As far back as I can remember, my family attended church. My parents started going to church soon after I was born. Growing up, I would hear that Christ died on the cross and that I needed to believe that if I wanted to go to heaven. Well, I believed that, walked an aisle, and was baptized. During my teenage years, I was the friend that parents felt comfortable letting their children hang out with on weekends. Around my junior year of high school, I became more heavily involved in the “party scene,” and although I would spend Saturday night partying, I would end up at church on Sunday morning. I wouldn’t have called myself a very “spiritual” person. Being a Christian was something that I was on Sunday, but for the most part it didn’t make a difference in the way I lived throughout the week.
Oddly enough, the young lady who I was “dating” at the time invited me to a youth gathering, and that night the pastor decided not to preach his prepared sermon. Instead he extended the singing for the rest of the night. As I sat there looking around at all the people worshiping and praying I realized that they were doing something I could not do and talking to Someone to whom I could not converse. And then all of a sudden I saw my sin for the first time the way God saw it. I was flooded with grief and remorse for the way that I had been living and I realized that this type of lifestyle was the reason that Jesus had to die on the cross. I had always been ok with the idea that God was willing to die for my sins, that he was willing to give so much for me. But I didn’t want to do any giving to him in return. I hit my knees right there and asked that God would forgive me of all my sin, knowing the whole time that I didn’t deserve it. Something mysterious happened in my heart and I felt like a new person. From that time on things were different; my desires began to radically change. I had a true Gospel-based, Christ-centered reason for my behavior and attitudes, and toward people and life. For the first time, when I prayed I knew there was Someone there and even when I was done, I still knew He was there. All the knowledge I had accumulated throughout 18 years of church, finally made sense to me.
I came to understand that Christ was not only my Savior offering me forgiveness because of the price he paid on the cross, but he is also my King calling me to be part of his Kingdom. This was not a need I had to “get to heaven” but it was a real relationship that I was entering into with the Creator of the universe. That decision has impacted everything from my long-term desires all the way to how I respond to those around me. For the first time, I could now offer forgiveness to others, not out of a sense of duty but because I had received the ultimate forgiveness from God. I could follow a call to serve God overseas because this good news of His love for us is worth spending my entire life sharing with other cultures and those that need to hear.
But this doesn’t mean that everything is all easy for me. I still argue with my wife and frustrate my kids. I still find it hard to love those who are not like me and I don’t extend grace and mercy to others like I expect it for myself. There are so many ways that I do not live up to my own standards, but I thank God that he is committed to continue to work in me. The initial call to believe his promises and turn from my old way of living is just as relevant now as it was 17 years ago. All the areas in my life where I do not measure up to the holy standards of God, I still have to repent from and keep believing that what God tells me is better than what “comes natural” to me. I need and rely on God’s grace in Christ today as much as I did all those years ago.
I was born in 1982 as the middle child, with an older brother and younger sister, to Christian parents who were very loving and always took me to church. I was saved at the age of 8 when I couldn't sleep one night and my mom lead me to the Lord. That night I accepted Christ as my savior and through the help of youth group and godly mentors I eventually learned what it meant for Him to be my Lord. I was always very active in Church and wanted to go to a Christian college, thinking there would be a greater chance of finding a Godly husband there. I did find that and on December 27,2003 I married Jarett Hall and had my first kiss ever!

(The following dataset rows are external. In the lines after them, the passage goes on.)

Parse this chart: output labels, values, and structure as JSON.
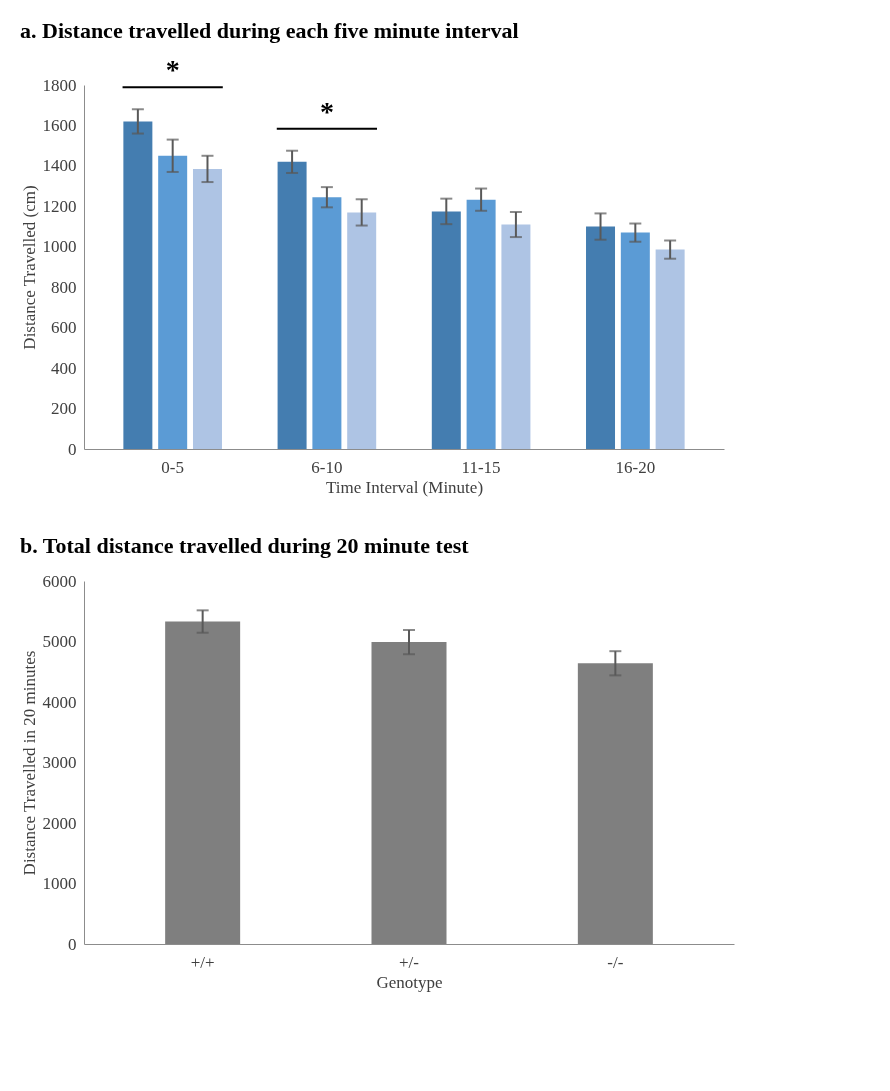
{
  "chart_data": [
    {
      "type": "bar",
      "title": "a. Distance travelled during each five minute interval",
      "xlabel": "Time Interval (Minute)",
      "ylabel": "Distance Travelled (cm)",
      "categories": [
        "0-5",
        "6-10",
        "11-15",
        "16-20"
      ],
      "series": [
        {
          "color": "#447db0",
          "values": [
            1620,
            1420,
            1175,
            1100
          ],
          "errors": [
            60,
            55,
            63,
            65
          ]
        },
        {
          "color": "#5b9bd5",
          "values": [
            1450,
            1245,
            1233,
            1070
          ],
          "errors": [
            80,
            50,
            55,
            45
          ]
        },
        {
          "color": "#aec4e4",
          "values": [
            1385,
            1170,
            1110,
            986
          ],
          "errors": [
            65,
            65,
            62,
            45
          ]
        }
      ],
      "ylim": [
        0,
        1800
      ],
      "yticks": [
        0,
        200,
        400,
        600,
        800,
        1000,
        1200,
        1400,
        1600,
        1800
      ],
      "grid": false,
      "legend": false,
      "annotations": [
        "*",
        "*"
      ]
    },
    {
      "type": "bar",
      "title": "b. Total distance travelled during 20 minute test",
      "xlabel": "Genotype",
      "ylabel": "Distance Travelled in 20 minutes",
      "categories": [
        "+/+",
        "+/-",
        "-/-"
      ],
      "series": [
        {
          "color": "#7f7f7f",
          "values": [
            5330,
            4990,
            4640
          ],
          "errors": [
            185,
            200,
            200
          ]
        }
      ],
      "ylim": [
        0,
        6000
      ],
      "yticks": [
        0,
        1000,
        2000,
        3000,
        4000,
        5000,
        6000
      ],
      "grid": false,
      "legend": false
    }
  ]
}
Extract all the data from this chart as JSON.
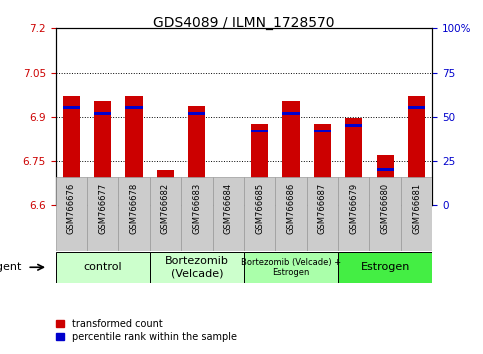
{
  "title": "GDS4089 / ILMN_1728570",
  "samples": [
    "GSM766676",
    "GSM766677",
    "GSM766678",
    "GSM766682",
    "GSM766683",
    "GSM766684",
    "GSM766685",
    "GSM766686",
    "GSM766687",
    "GSM766679",
    "GSM766680",
    "GSM766681"
  ],
  "transformed_count": [
    6.97,
    6.955,
    6.97,
    6.72,
    6.935,
    6.625,
    6.875,
    6.955,
    6.875,
    6.895,
    6.77,
    6.97
  ],
  "percentile_rank": [
    55,
    52,
    55,
    10,
    52,
    5,
    42,
    52,
    42,
    45,
    20,
    55
  ],
  "ylim_left": [
    6.6,
    7.2
  ],
  "ylim_right": [
    0,
    100
  ],
  "yticks_left": [
    6.6,
    6.75,
    6.9,
    7.05,
    7.2
  ],
  "yticks_right": [
    0,
    25,
    50,
    75,
    100
  ],
  "ytick_labels_left": [
    "6.6",
    "6.75",
    "6.9",
    "7.05",
    "7.2"
  ],
  "ytick_labels_right": [
    "0",
    "25",
    "50",
    "75",
    "100%"
  ],
  "grid_lines": [
    6.75,
    6.9,
    7.05
  ],
  "bar_color_red": "#CC0000",
  "bar_color_blue": "#0000CC",
  "bar_width": 0.55,
  "groups_def": [
    {
      "label": "control",
      "start": 0,
      "end": 2,
      "color": "#CCFFCC",
      "fontsize": 8
    },
    {
      "label": "Bortezomib\n(Velcade)",
      "start": 3,
      "end": 5,
      "color": "#CCFFCC",
      "fontsize": 8
    },
    {
      "label": "Bortezomib (Velcade) +\nEstrogen",
      "start": 6,
      "end": 8,
      "color": "#AAFFAA",
      "fontsize": 6
    },
    {
      "label": "Estrogen",
      "start": 9,
      "end": 11,
      "color": "#44EE44",
      "fontsize": 8
    }
  ],
  "legend_red_label": "transformed count",
  "legend_blue_label": "percentile rank within the sample",
  "agent_label": "agent",
  "left_axis_color": "#CC0000",
  "right_axis_color": "#0000CC",
  "title_fontsize": 10,
  "tick_fontsize": 7.5,
  "bar_base": 6.6,
  "xtick_bg_color": "#CCCCCC",
  "xtick_border_color": "#999999"
}
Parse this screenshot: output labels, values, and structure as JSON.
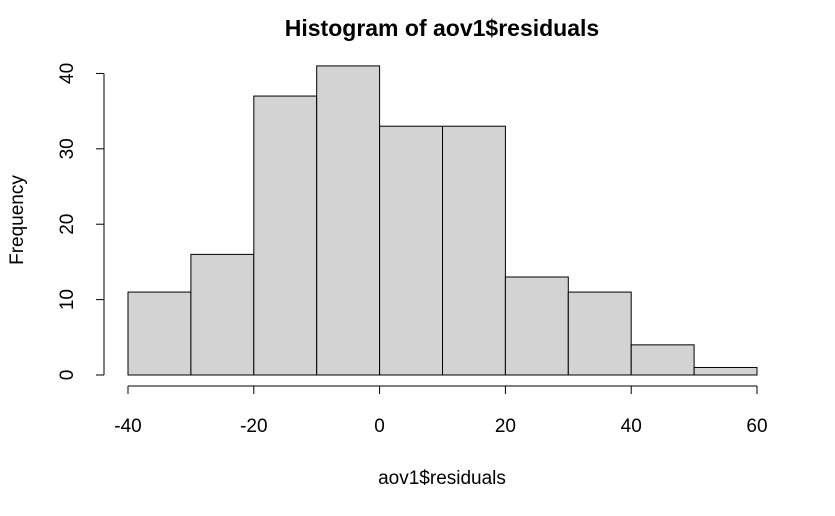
{
  "chart_data": {
    "type": "bar",
    "subtype": "histogram",
    "title": "Histogram of aov1$residuals",
    "xlabel": "aov1$residuals",
    "ylabel": "Frequency",
    "bins": [
      {
        "x0": -40,
        "x1": -30,
        "count": 11
      },
      {
        "x0": -30,
        "x1": -20,
        "count": 16
      },
      {
        "x0": -20,
        "x1": -10,
        "count": 37
      },
      {
        "x0": -10,
        "x1": 0,
        "count": 41
      },
      {
        "x0": 0,
        "x1": 10,
        "count": 33
      },
      {
        "x0": 10,
        "x1": 20,
        "count": 33
      },
      {
        "x0": 20,
        "x1": 30,
        "count": 13
      },
      {
        "x0": 30,
        "x1": 40,
        "count": 11
      },
      {
        "x0": 40,
        "x1": 50,
        "count": 4
      },
      {
        "x0": 50,
        "x1": 60,
        "count": 1
      }
    ],
    "xlim": [
      -40,
      60
    ],
    "ylim": [
      0,
      41
    ],
    "x_ticks": [
      "-40",
      "-20",
      "0",
      "20",
      "40",
      "60"
    ],
    "y_ticks": [
      "0",
      "10",
      "20",
      "30",
      "40"
    ],
    "bar_color": "#d3d3d3",
    "border_color": "#000000",
    "grid": false
  }
}
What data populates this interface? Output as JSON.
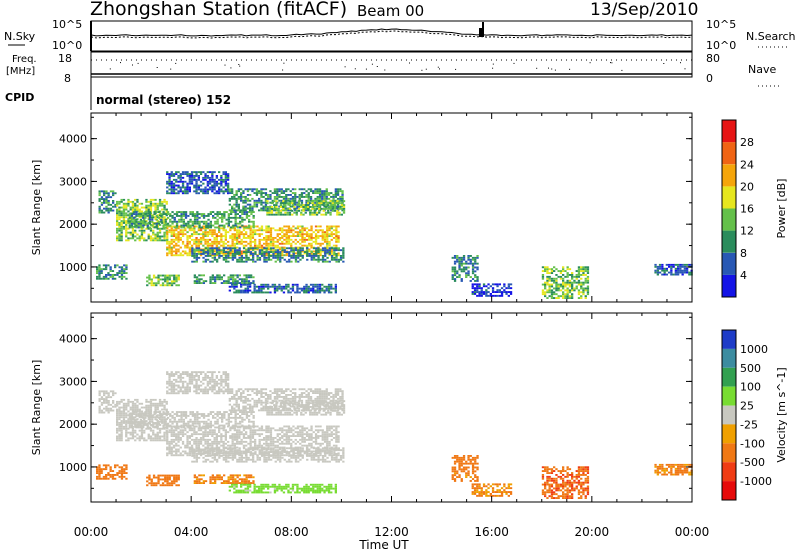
{
  "header": {
    "title": "Zhongshan Station (fitACF)",
    "beam": "Beam 00",
    "date": "13/Sep/2010"
  },
  "status_panels": {
    "nsky": {
      "label": "N.Sky",
      "ticks": [
        "10^5",
        "10^0"
      ]
    },
    "nsearch": {
      "label": "N.Search",
      "ticks": [
        "10^5",
        "10^0"
      ]
    },
    "freq": {
      "label_line1": "Freq.",
      "label_line2": "[MHz]",
      "ticks": [
        "18",
        "8"
      ]
    },
    "nave": {
      "label": "Nave",
      "ticks": [
        "80",
        "0"
      ]
    },
    "cpid": {
      "label": "CPID",
      "text": "normal (stereo) 152"
    }
  },
  "colors": {
    "power_scale": [
      "#1414e6",
      "#2858b4",
      "#2a8c5c",
      "#64c04a",
      "#e6e61e",
      "#f5a50a",
      "#f06414",
      "#e61414"
    ],
    "velocity_scale": [
      "#1e3cc8",
      "#3c8ca0",
      "#32a050",
      "#78dc32",
      "#c8c8c0",
      "#f0a000",
      "#f07814",
      "#f03c14",
      "#e60a0a"
    ],
    "velocity_bg": "#c8c8c0"
  },
  "chart_data": [
    {
      "type": "heatmap",
      "title": "",
      "xlabel": "Time UT",
      "ylabel": "Slant Range [km]",
      "x_tick_labels": [
        "00:00",
        "04:00",
        "08:00",
        "12:00",
        "16:00",
        "20:00",
        "00:00"
      ],
      "xlim": [
        0,
        24
      ],
      "ylim": [
        180,
        4600
      ],
      "y_tick_labels": [
        "1000",
        "2000",
        "3000",
        "4000"
      ],
      "colorbar": {
        "label": "Power [dB]",
        "ticks": [
          "28",
          "24",
          "20",
          "16",
          "12",
          "8",
          "4"
        ],
        "range": [
          0,
          32
        ]
      },
      "regions": [
        {
          "t": [
            0.3,
            1.0
          ],
          "r": [
            2250,
            2750
          ],
          "v": 9
        },
        {
          "t": [
            1.0,
            3.0
          ],
          "r": [
            1600,
            2550
          ],
          "v": 15
        },
        {
          "t": [
            3.0,
            9.9
          ],
          "r": [
            1250,
            1950
          ],
          "v": 20
        },
        {
          "t": [
            1.5,
            6.5
          ],
          "r": [
            1900,
            2300
          ],
          "v": 11
        },
        {
          "t": [
            4.0,
            10.1
          ],
          "r": [
            1100,
            1450
          ],
          "v": 9
        },
        {
          "t": [
            3.0,
            5.5
          ],
          "r": [
            2700,
            3200
          ],
          "v": 6
        },
        {
          "t": [
            5.5,
            10.0
          ],
          "r": [
            2300,
            2800
          ],
          "v": 10
        },
        {
          "t": [
            7.0,
            10.1
          ],
          "r": [
            2200,
            2550
          ],
          "v": 14
        },
        {
          "t": [
            0.2,
            1.4
          ],
          "r": [
            700,
            1050
          ],
          "v": 10
        },
        {
          "t": [
            2.2,
            3.5
          ],
          "r": [
            550,
            800
          ],
          "v": 14
        },
        {
          "t": [
            4.1,
            6.5
          ],
          "r": [
            600,
            800
          ],
          "v": 10
        },
        {
          "t": [
            5.5,
            9.8
          ],
          "r": [
            380,
            600
          ],
          "v": 7
        },
        {
          "t": [
            14.4,
            15.4
          ],
          "r": [
            650,
            1250
          ],
          "v": 9
        },
        {
          "t": [
            15.2,
            16.8
          ],
          "r": [
            300,
            600
          ],
          "v": 4
        },
        {
          "t": [
            18.0,
            19.8
          ],
          "r": [
            250,
            1000
          ],
          "v": 14
        },
        {
          "t": [
            22.5,
            24.0
          ],
          "r": [
            800,
            1050
          ],
          "v": 6
        }
      ]
    },
    {
      "type": "heatmap",
      "title": "",
      "xlabel": "Time UT",
      "ylabel": "Slant Range [km]",
      "x_tick_labels": [
        "00:00",
        "04:00",
        "08:00",
        "12:00",
        "16:00",
        "20:00",
        "00:00"
      ],
      "xlim": [
        0,
        24
      ],
      "ylim": [
        180,
        4600
      ],
      "y_tick_labels": [
        "1000",
        "2000",
        "3000",
        "4000"
      ],
      "colorbar": {
        "label": "Velocity [m s^-1]",
        "ticks": [
          "1000",
          "500",
          "100",
          "25",
          "-25",
          "-100",
          "-500",
          "-1000"
        ],
        "range": [
          -1200,
          1200
        ]
      },
      "regions": [
        {
          "t": [
            0.3,
            1.0
          ],
          "r": [
            2250,
            2750
          ],
          "v": 0
        },
        {
          "t": [
            1.0,
            3.0
          ],
          "r": [
            1600,
            2550
          ],
          "v": 5
        },
        {
          "t": [
            3.0,
            9.9
          ],
          "r": [
            1250,
            1950
          ],
          "v": 0
        },
        {
          "t": [
            1.5,
            6.5
          ],
          "r": [
            1900,
            2300
          ],
          "v": -5
        },
        {
          "t": [
            4.0,
            10.1
          ],
          "r": [
            1100,
            1450
          ],
          "v": 0
        },
        {
          "t": [
            3.0,
            5.5
          ],
          "r": [
            2700,
            3200
          ],
          "v": 0
        },
        {
          "t": [
            5.5,
            10.0
          ],
          "r": [
            2300,
            2800
          ],
          "v": 5
        },
        {
          "t": [
            7.0,
            10.1
          ],
          "r": [
            2200,
            2550
          ],
          "v": 0
        },
        {
          "t": [
            0.2,
            1.4
          ],
          "r": [
            700,
            1050
          ],
          "v": -300
        },
        {
          "t": [
            2.2,
            3.5
          ],
          "r": [
            550,
            800
          ],
          "v": -300
        },
        {
          "t": [
            4.1,
            6.5
          ],
          "r": [
            600,
            800
          ],
          "v": -150
        },
        {
          "t": [
            5.5,
            9.8
          ],
          "r": [
            380,
            600
          ],
          "v": 60
        },
        {
          "t": [
            14.4,
            15.4
          ],
          "r": [
            650,
            1250
          ],
          "v": -200
        },
        {
          "t": [
            15.2,
            16.8
          ],
          "r": [
            300,
            600
          ],
          "v": -100
        },
        {
          "t": [
            18.0,
            19.8
          ],
          "r": [
            250,
            1000
          ],
          "v": -400
        },
        {
          "t": [
            22.5,
            24.0
          ],
          "r": [
            800,
            1050
          ],
          "v": -150
        }
      ]
    }
  ]
}
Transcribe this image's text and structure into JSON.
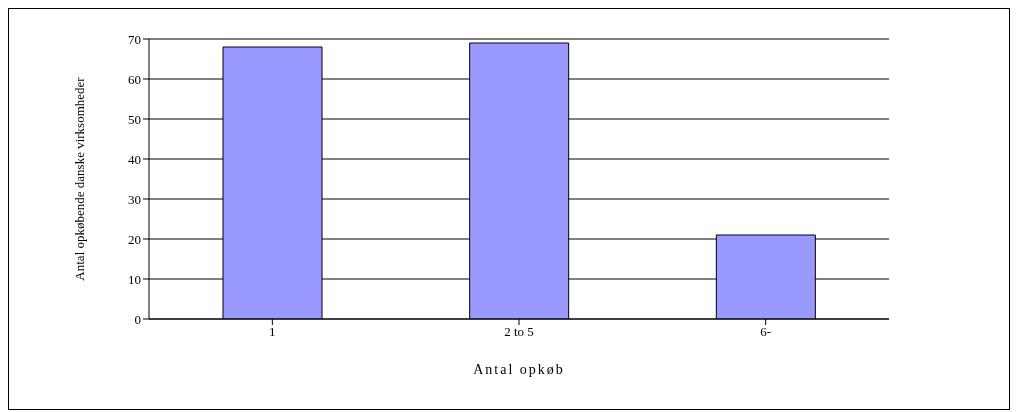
{
  "chart_data": {
    "type": "bar",
    "xlabel": "Antal opkøb",
    "ylabel": "Antal opkøbende danske virksomheder",
    "categories": [
      "1",
      "2 to 5",
      "6-"
    ],
    "values": [
      68,
      69,
      21
    ],
    "color": "#9999ff",
    "ylim": [
      0,
      70
    ],
    "yticks": [
      0,
      10,
      20,
      30,
      40,
      50,
      60,
      70
    ],
    "grid": "y"
  }
}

We both felt called to missions but had to put our plans on hold when my mom passed away from breast cancer in November 2004 and not a year later my dad was diagnosed with terminal brain cancer. We moved to Chattanooga took care of my father until he passed away in May 2006 and put family first for a number of years. We were able to go on a short term mission trip for Argentina for 6 months in 2007 through some contacts Jarett had down there and learned a lot about a missionaries life. I learned that I need to be involved in a team of other missionaries that are like minded theologically and that I need godly fellowship of other ladies that speak my language to help give me the strength to minister to others, especially in the beginning when the language barrier will be difficult. I am very active in my local church body hosting a fellowship group, attending bible studies, volunteering in the youth group and participating in a women's accountability group on Thursday nights. I am also currently being mentored by a godly women in my church who challenges me beyond what I am currently studying in the Word but also how I am living in out daily. As you can see godly fellowship is very important to me.